Step 0: Key Expansion

I mentioned previously that the expanded key is based on the 16-byte key and its 16*(rounds+1) bytes in length. Thus, a different 16-bytes is used for each call to addRoundKey


Potential gotcha

Be careful of how you fill the state matrix with your 16 bytes of input.

// wrong
 0  1  2  3
 4  5  6  7
 8  9 10 11
12 13 14 15

// correct
 0  4  8 12
 1  5  9 13
 2  6 10 14
 3  7 11 15

Congrats!

You just implemented AES. Try decrypting the file here to see if you got it right :)

If you haven’t yet managed it, you could check out the FIPS-197 Document which elaborates on each step.


My implementation

You can find my implementation here:

  • aes.go - encrypt(), decrypt() and all helper functions.
  • aes_test.go - test vectors for each step.
  • const.go - S-boxes and the Galois-field multiplication lookup tables.
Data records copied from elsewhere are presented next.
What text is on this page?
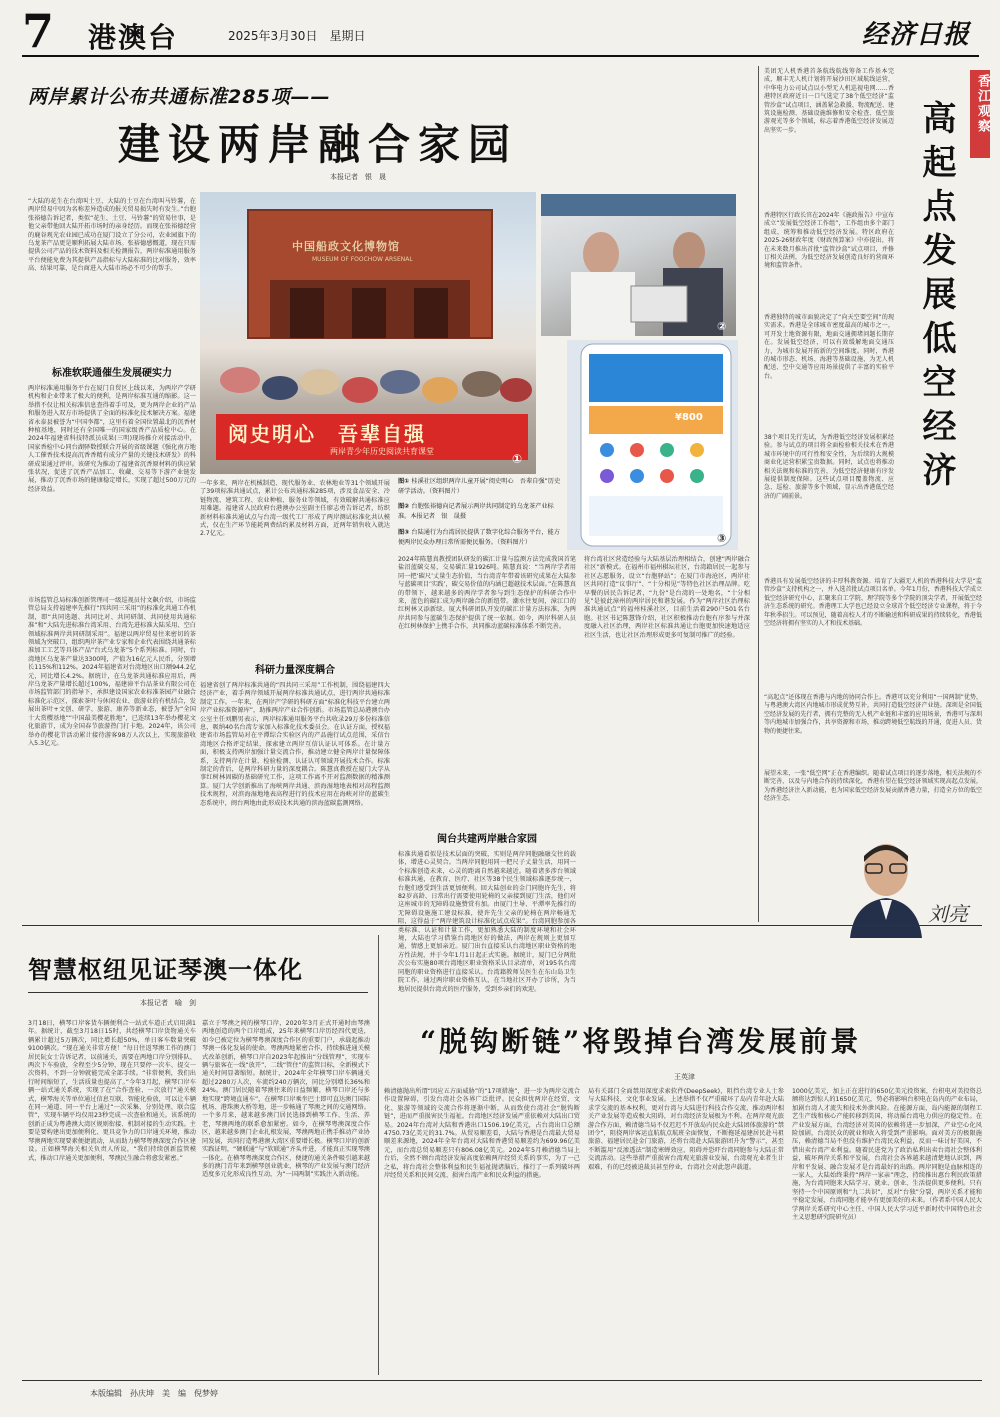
7 港澳台	2025年3月30日　星期日	经济日报
两岸累计公布共通标准285项——
建设两岸融合家园
本报记者　银　晟
“大陆的花生在台湾叫土豆，大陆的土豆在台湾叫马铃薯，在两岸贸易中因为名称差异造成的报关贸易损失时有发生。”台胞张裕德告诉记者，类似“花生、土豆、马铃薯”的贸易往事，是他父亲带他回大陆开拓市场时的亲身经历。而现在张裕德经营的鹿谷观光农业园已成功在厦门设立了分公司，农业园旗下的乌龙茶产品更是顺利拓展大陆市场。张裕德感慨道，现在只需提供公司产品的技术资料及相关检测报告，两岸标准通用服务平台便能免费为其提供产品指标与大陆标准的比对服务，效率高、结果可靠，是台商进入大陆市场必不可少的帮手。
标准软联通催生发展硬实力
两岸标准通用服务平台在厦门自贸区上线以来，为两岸产学研机构和企业带来了极大的便利，是两岸标准互通的缩影。这一举措不仅让相关标准信息查得着手可及，更为两岸企业的产品和服务进入双方市场提供了全面的标准化技术解决方案。福建省永泰县被誉为“中国李都”，这里有着全国位置最北的沉香材种植基地，同时还有全国唯一的国家级香产品质检中心。在2024年福建省科技特派员成果(三明)现场推介对接活动中，国家香检中心同台湖驿数授联合开展的省级课题《强化南方地人工催香技术提高沉香香精有成分产量的关键技术研发》的科研成果通过评审。该研究为推动了福建省沉香原材料的供应紧张状况，促进了沉香产品加工、收藏、交易等下游产业链发展，推动了沉香市场的健康稳定增长，实现了超过500万元的经济效益。
市场监管总局标准创新管理司一级巡视员付文飙介绍，市场监管总局支持福建率先推行“四共同三采用”的标准化共通工作机制，即“共同选题、共同比对、共同研制、共同使用共通标准”和“大陆先进标准台湾采用、台湾先进标准大陆采用、空白领域标准两岸共同研制采用”。福建以两岸贸易往来密切的茶领域为突破口，组织两岸茶产业专家和企业代表围绕共通茶标准加工工艺等具体产品“台式乌龙茶”5个系列标准。同时，台湾地区乌龙茶产量达3300吨，产值为16亿元人民币，分别增长115%和112%。2024年福建省对台湾地区出口额944.2亿元，同比增长4.2%。据统计，在乌龙茶共通标准应用后，两岸乌龙茶产量增长超过100%，福建漳平台品茶业有限公司在市场监管部门的指导下，承担建设国家农业标准茶园产业融合标准化示范区，探索茶叶与休闲农业、旅游业的有机结合，发展出茶叶+文创、研学、旅游、康养等新业态，被誉为“全国十大赏樱基地”“中国最美樱花胜地”，已连续13年举办樱花文化旅游节，成为全国春节旅游热门打卡地。2024年，该公司举办的樱花节活动累计接待游客98万人次以上，实现旅游收入5.3亿元。
中国船政文化博物馆
MUSEUM OF FOOCHOW ARSENAL
阅史明心　吾辈自强
两岸青少年历史阅读共育课堂
①
②
¥800
③
图① 桂溪社区组织两岸儿童开展“阅史明心　吾辈自强”历史研学活动。（资料图片）
图② 台胞张裕德向记者展示两岸共同制定的乌龙茶产业标准。本报记者　银　晟摄
图③ 台陆通行为台湾居民提供了数字化综合服务平台，能方便两岸民众办理日常所需便民服务。（资料图片）
一年多来，两岸在机械制造、现代服务业、农林地业等31个领域开展了39项标准共通试点，累计公布共通标准285项，涉及食品安全、冷链物流、建筑工程、农业种植、服务业等领域，有效破解共通标准应用难题。福建省人民政府台港澳办公室副主任廖志勇告诉记者，纺织新材料标准共通试点与台湾一级代工厂形成了两岸测试标准化共认模式，仅在生产环节能耗两费结约累及材料方面，近两年销售收入就达2.7亿元。
科研力量深度耦合
福建省创了两岸标准共通的“四共同三采用”工作机制，围绕福建四大经济产业，着手两岸领域开展两岸标准共通试点，进行两岸共通标准制定工作。一年来，在两岸产学研的科研方面“标准化科技平台建立两岸产业标准资源库”，助推两岸产业合作创新。市场监管总局港澳台办公室主任刘鹏男表示，两岸标准通用服务平台共收录29万多份标准信息，吸纳40名台湾专家加入标准化技术委员会。在认证方面，授权福建省市场监管局对在平潭综合实验区内的产品施行试点范围，采信台湾地区合格评定结果，探索建立两岸互信认证认可体系。在计量方面，积极支持两岸加强计量交流合作，推动建立健全两岸计量保障体系，支持两岸在计量、检验检测、认证认可领域开展技术合作。标准制定的背后，是两岸科研力量的深度耦合。陈慧真教授在厦门大学从事红树林固碳的基础研究工作，这项工作离不开对监测数据的精准测算。厦门大学创新推出了海峡两岸共通、滨海湿地地表相对高程监测技术规程，对滨海湿地地表高程进行的技术应用在海峡对岸的蓝碳生态系统中，闽台两地由此形成技术共通的滨海蓝碳监测网络。
2024年陈慧真教授团队研发的碳汇计量与监测方法完成我国首笔盐沼蓝碳交易，交易碳汇量1926吨。陈慧真说：“当两岸学者用同一把‘碳尺’丈量生态价值，当台湾青年带着该研究成果在大陆参与蓝碳项目‘实践’，碳交易价值的内涵已超越技术层面。”在陈慧真的带领下，越来越多的两岸学者参与到生态保护的科研合作中来，蓝色的碳汇成为两岸融合的新纽带。潮水往复间，漳江口的红树林又添新绿。厦大科研团队开发的碳汇计量方法标准，为两岸共同参与蓝碳生态保护提供了统一依据。如今，两岸科研人员在红树林保护上携手合作，共同推动蓝碳标准体系不断完善。
闽台共建两岸融合家园
标准共通看似是技术层面的突破，实则是两岸同胞融融交往的载体，增进心灵契合。当两岸同胞用同一把尺子丈量生活，用同一个标准创造未来，心灵的距离自然越来越近。随着诸多涉台领域标准共通，在教育、医疗、社区等38个民生领域标准逐步统一，台胞们感受到生活更加便利。回大陆创业的金门同胞许先生，将82岁高龄、日常出行需要使用轮椅的父亲接到厦门生活，他们对这座城市的无障碍设施赞赏有加。由厦门主导、平潭率先推行的无障碍设施施工建设标准，使许先生父亲的轮椅在两岸畅通无阻，这得益于“两岸建筑设计标准化试点成果”。台湾同胞参加各类标准、认证和计量工作，更加熟悉大陆的制度环境和社会环境，大陆也学习借鉴台湾地区好的做法，两岸在规则上更加互通，情感上更加亲近。厦门出台直接采认台湾地区职业资格的地方性法规，并于今年1月1日起正式实施。据统计，厦门已分两批次公布实施80项台湾地区职业资格采认目录清单，对195名台湾同胞的职业资格进行直接采认。台湾籍教师吴医生在东山岛卫生院工作，通过两岸职业资格互认，在当地社区开办了诊所，为当地居民提供台湾式的医疗服务，受到乡亲们的欢迎。
将台湾社区营造经验与大陆基层治理相结合，创建“两岸融合社区”新模式。在福州市福州棋坛社区，台湾籍居民一起参与社区志愿服务，设立“台胞驿站”；在厦门市海沧区，两岸社区共同打造“议事厅”、“十分相见”等特色社区治理品牌。吃早餐的居民告诉记者，“九份”是台湾的一处地名，“十分相见”是彼此漳州的两岸居民和谐发展。作为“两岸社区治理标准共通试点”的福州桂溪社区，目前生活着290户501名台胞。社区书记陈慧锋介绍，社区积极推动台胞有序参与并深度融入社区治理，两岸社区标准共通让台胞更加快速地适应社区生活，也让社区治理形成更多可复制可推广的经验。
美团无人机香港首条航线航线筹备工作基本完成，顺丰无人机计划将开展沙田区域航线运营，中华电力公司试点以小型无人机巡视电网……香港特区政府近日一口气选定了38个低空经济“监管沙盒”试点项目，涵盖紧急救援、物流配送、建筑设施检测、基础设施维修和安全检查、低空旅游观光等多个领域，标志着香港低空经济发展迈出坚实一步。
香港特区行政长官在2024年《施政报告》中宣布成立“发展低空经济工作组”，工作组由多个部门组成，统筹和推动低空经济发展。特区政府在2025-26财政年度《财政预算案》中亦提出，将在未来数月推出首批“监管沙盒”试点项目，并修订相关法例，为低空经济发展创造良好的营商环境和监管条件。
香港独特的城市面貌决定了“向天空要空间”的现实需求。香港是全球城市密度最高的城市之一，可开发土地资源有限，地面交通拥堵问题长期存在。发展低空经济，可以有效缓解地面交通压力，为城市发展开拓新的空间维度。同时，香港的城市形态、机场、海港等基础设施，为无人机配送、空中交通等应用场景提供了丰富的实验平台。
38个项目先行先试，为香港低空经济发展积累经验。参与试点的项目将全面检验相关技术在香港城市环境中的可行性和安全性，为后续的大规模商业化运营积累宝贵数据。同时，试点也将推动相关法规和标准的完善，为低空经济健康有序发展提供制度保障。这些试点项目覆盖物流、应急、巡检、旅游等多个领域，显示出香港低空经济的广阔前景。
香江观察
高起点发展低空经济
香港具有发展低空经济的丰厚科教资源。培育了大疆无人机的香港科技大学是“监管沙盒”支持机构之一，并入选首批试点项目名单。今年1月份，香港科技大学成立低空经济研究中心，汇聚来自工学院、理学院等多个学院的顶尖学者，开展低空经济生态系统的研究。香港理工大学也已经设立全球首个低空经济专业课程，将于今年秋季招生。可以预见，随着高校人才的不断输送和科研成果的持续转化，香港低空经济将拥有坚实的人才和技术基础。
“高起点”还体现在香港与内地的协同合作上。香港可以充分利用“一国两制”优势，与粤港澳大湾区内地城市形成优势互补，共同打造低空经济产业链。深圳是全国低空经济发展的先行者，拥有完整的无人机产业链和丰富的应用场景，香港可与深圳等内地城市加强合作，共享资源和市场，推动跨境低空航线的开通，促进人员、货物的便捷往来。
展望未来，一张“低空网”正在香港编织。随着试点项目的逐步落地，相关法规的不断完善，以及与内地合作的持续深化，香港有望在低空经济领域实现高起点发展，为香港经济注入新动能，也为国家低空经济发展贡献香港力量，打造全方位的低空经济生态。
刘亮
智慧枢纽见证琴澳一体化
本报记者　喻　剑
3月18日，横琴口岸客货车辆便利合一站式车道正式启用满1年。据统计，截至3月18日15时，共经横琴口岸货物通关车辆累计超过5万辆次，同比增长超50%，单日客车数量突破9100辆次。“现在通关非常方便！”每日往返琴澳工作的澳门居民阮女士告诉记者，以前通关，需要在两地口岸分别排队、两次下车验放，全程至少5分钟，现在只要停一次车、提交一次资料，不到一分钟就能完成全部手续。“非常便利，我们出行时间缩短了，生活质量也提高了。”今年3月起，横琴口岸车辆一站式通关系统，实现了在“合作查验、一次放行”通关模式，横琴海关等单位通过信息互联、智能化验放，可以让车辆在同一通道、同一平台上通过“一次采集、分别处理、联合监管”，实现车辆平均仅用23秒完成一次查验和通关。该系统的创新正成为粤港澳大湾区规则衔接、机制对接的生动实践。主要是要构建出更加便利化、更具竞争力的口岸通关环境，推动琴澳两地实现要素便捷流动，从而助力横琴粤澳深度合作区建设。正如横琴海关相关负责人所说，“我们持续创新监管模式，推动口岸通关更加便利，琴澳民生融合将愈发紧密。”
嘉立于琴澳之间的横琴口岸，2020年3月正式开通时由琴澳两地创造的两个口岸组成，25年来横琴口岸历经四代更迭，如今已被定位为横琴粤澳深度合作区的重要门户，承载起推动琴澳一体化发展的使命。粤澳两地紧密合作，持续推进通关模式改革创新，横琴口岸自2023年起推出“分线管理”，实现车辆与旅客在一线“放开”、二线“管住”的监管目标，全新模式下通关时间显著缩短。据统计，2024年全年横琴口岸车辆通关超过2280万人次，车流约240万辆次，同比分别增长36%和24%。澳门居民随着琴澳往来的日益频繁，横琴口岸还与多地实现“跨境直通车”，在横琴口岸乘坐巴士即可直达澳门国际机场、港珠澳大桥等地，进一步畅通了琴澳之间的交通网络。一个多月来，越来越多澳门居民选择到横琴工作、生活、养老，琴澳两地的联系愈加紧密。如今，在横琴粤澳深度合作区，越来越多澳门企业扎根发展，琴澳两地正携手推动产业协同发展，共同打造粤港澳大湾区重要增长极。横琴口岸的创新实践证明，“硬联通”与“软联通”齐头并进，才能真正实现琴澳一体化。在横琴粤澳深度合作区，便捷的通关条件吸引越来越多的澳门青年来到横琴创业就业，横琴的产业发展与澳门经济适度多元化形成良性互动，为“一国两制”实践注入新动能。
“脱钩断链”将毁掉台湾发展前景
王英津
赖清德抛出所谓“因应五方面威胁”的“17项措施”，进一步为两岸交流合作设置障碍，引发台湾社会各界广泛批评。民众担忧两岸在经贸、文化、旅游等领域的交流合作将逐渐中断，从而致使台湾社会“脱钩断链”，进而严重损害民生福祉。台湾地区经济发展严重依赖对大陆出口贸易。2024年台湾对大陆和香港出口1506.19亿美元，占台湾出口总额4750.73亿美元的31.7%。从贸易顺差看，大陆与香港是台湾最大贸易顺差来源地，2024年全年台湾对大陆和香港贸易顺差约为699.96亿美元，而台湾总贸易顺差只有806.08亿美元。2024年5月赖清德当局上台后，全然不顾台湾经济发展高度依赖两岸经贸关系的事实，为了一己之私，将台湾社会整体利益和民生福祉抛诸脑后，推行了一系列破坏两岸经贸关系和民间交流、损害台湾产业和民众利益的措施。
局有关部门全面禁用深度求索软件(DeepSeek)，阻挡台湾专业人士参与大陆科技、文化事业发展。上述举措不仅严重破坏了岛内青年赴大陆求学交流的基本权利，更对台湾与大陆进行科技合作交流、推动两岸相关产业发展等造成极大阻碍，对台湾经济发展极为不利。在两岸观光旅游合作方面，赖清德当局不仅迟迟不开放岛内民众赴大陆团体旅游的“禁团令”，阻挠两岸客运直航航点航班全面恢复，不断拖延福建居民赴马祖旅游、福建居民赴金门旅游，还将台湾赴大陆旅游团升为“警示”，甚至不断滥用“反渗透法”制造寒蝉效应，阻碍并恐吓台湾同胞参与大陆正常交流活动。这些举措严重损害台湾观光旅游业发展，台湾观光业者生计艰难，有的已经被迫裁员甚至停业，台湾社会对此怨声载道。
1000亿美元，加上正在进行的650亿美元投资案，台积电对美投资总额将达到惊人的1650亿美元，势必将影响台积电在岛内的产业布局，加剧台湾人才流失和技术外泄风险。在能源方面，岛内能源的制程工艺生产线和核心产能转移到美国，将动摇台湾电力供应的稳定性。在产业发展方面，台湾经济对美国的依赖将进一步加深，产业空心化风险加剧，台湾民众的就业和收入将受到严重影响。面对美方的极限施压，赖清德当局不但没有维护台湾民众利益，反而一味讨好美国，不惜出卖台湾产业利益。随着民进党为了政治私利出卖台湾社会整体利益，破坏两岸关系和平发展，台湾社会各界越来越清楚地认识到，两岸和平发展、融合发展才是台湾最好的出路。两岸同胞是血脉相连的一家人，大陆始终秉持“两岸一家亲”理念，持续推出惠台利民政策措施，为台湾同胞来大陆学习、就业、创业、生活提供更多便利。只有坚持一个中国原则和“九二共识”，反对“台独”分裂，两岸关系才能和平稳定发展，台湾同胞才能享有更加美好的未来。（作者系中国人民大学两岸关系研究中心主任、中国人民大学习近平新时代中国特色社会主义思想研究院研究员）
本版编辑　孙庆坤　美　编　倪梦婷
The caveats mentioned in the foot-shooting-prevention agreement apply to my code as well. The linked code is useful for learning about AES, but is not secure and should not be used to encrypt anything important.


Advanced implementation

The creators of AES designed the algorithm in such a way that implementations could make a trade-off between speed and code size. There are 4 possible levels, increasing in size and speed:

  • 0kB - no lookup tables, all steps are calculated, including substitution.
  • 256 bytes x 2 - s-box and inverse-s-box are stored as lookup tables.
  • 4kB x 2 - the Galois field multiplication tables are stored. (Approach taken by my impl.)
  • 24kB x2 - The entire round (subBytes, shiftRows and mixColumns) are replaced by a lookup table. The only operation left is addRoundKey.

The last is the fastest possible software implementation. Such an implementation can be found in the Go standard library here. If the CPU’s cache is large enough to accommodate the entire table, it will be really fast.

Hardware implementations are even faster. Intel and AMD introduced CPU instructions called AES-NI. These instructions are

  • AESENC and AESENCLAST (for the first n-1 round and last round respectively)
  • AESDEC and AESDECLAST
  • AESKEYGENASSIST (to generate the expanded key)

These instructions can perform AES in 3.5 CPU cycles/byte, while the best software implementation would take 10-30 cycles/byte. source

The Go Standard Library also has an implementation that uses these instructions.


Closing

I hope you found this post useful. I had a lot of fun learning about AES and implementing it and I wanted to share it with as many people as possible.